Lol and I am the 'nob' which the mods seems quite happy with it seems. You are a confirmed troll and I will never respond to you again. Well done.

I have stated to Uber since the price drops that we need to be at $1.50per km. You do not have any contact with Uber management and I do and so do several drivers that I have taken to meetings. You know nothing and now I am just feeding a troll.


----------



## Bandy (Jul 26, 2016)

Paul Collins said:


> Lol and I am the 'nob' Which the mods seems quite happy with.
> 
> I have stated to Uber since the price drops that we need to be at $1.50per km. You do not have any contact with Uber management and I do and so do several drivers that I have taken to meetings. You know nothing and now I am just feeding a troll.


Oh my Lord, Dibber Dobber Dory...


Paul Collins said:


> You do not have any contact with Uber management and I do and so do


Grow up, and step out of your own vapor flip flop.
And my brothers bigger than your brother, so there! Pfft...


----------



## Who is John Galt? (Sep 28, 2016)

Paul Collins said:


> Lol and I am the 'nob' Which the mods seems quite happy with.


Yes, I agree Paul. I think you are.

I think it is fabulous that you are finally coming to that realisation, and you can see yourself for what you really are.

Congratulations! I believe the new year may indeed herald radical personal insights for you.

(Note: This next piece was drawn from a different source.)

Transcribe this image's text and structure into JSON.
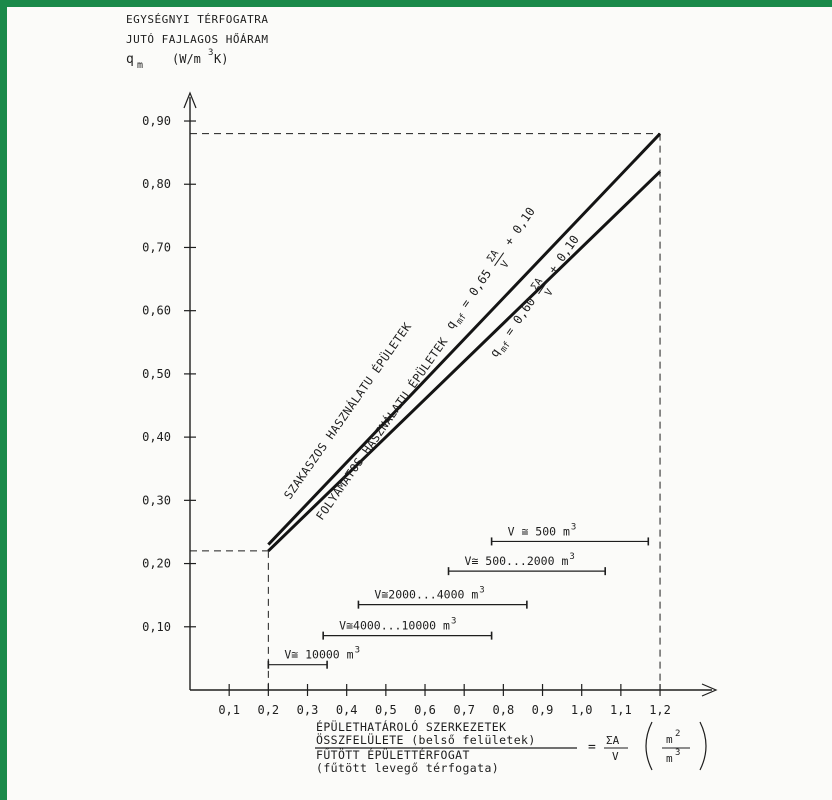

This is indeed personal growth Paul, and I for one salute you for your ability to accept your obvious shortcomings. I am sure there is a lot more personal growth to come.

.


----------



## Who is John Galt? (Sep 28, 2016)

Paul Collins said:


> You are the lowest of the lowest and I will never respond again to you as the confirmed troll that you are. Well done and I might add that I am amazed that the mods here would allow such filth to remain on this forum. Dear me....


Perhaps, you have done yourself a favour.

Oh.....look ! The post just disappeared.
How does that happen?
Perhaps others are now using the same handbook as the Coolum Crusader.

However, please, please keep your promise and never respond to me again.

Thank you.


----------



## ST DYMPHNA son (Aug 10, 2017)

Paul Collins said:


> You are the lowest of the lowest and I will never respond again to you as the confirmed troll that you are. Well done and I might add that I am amazed that the mods here would allow such filth to remain on this forum. Dear me....


...was it you who was calling people "stupid" and got canned for it,just stop for a second and think what kind of a human being are you ???...


----------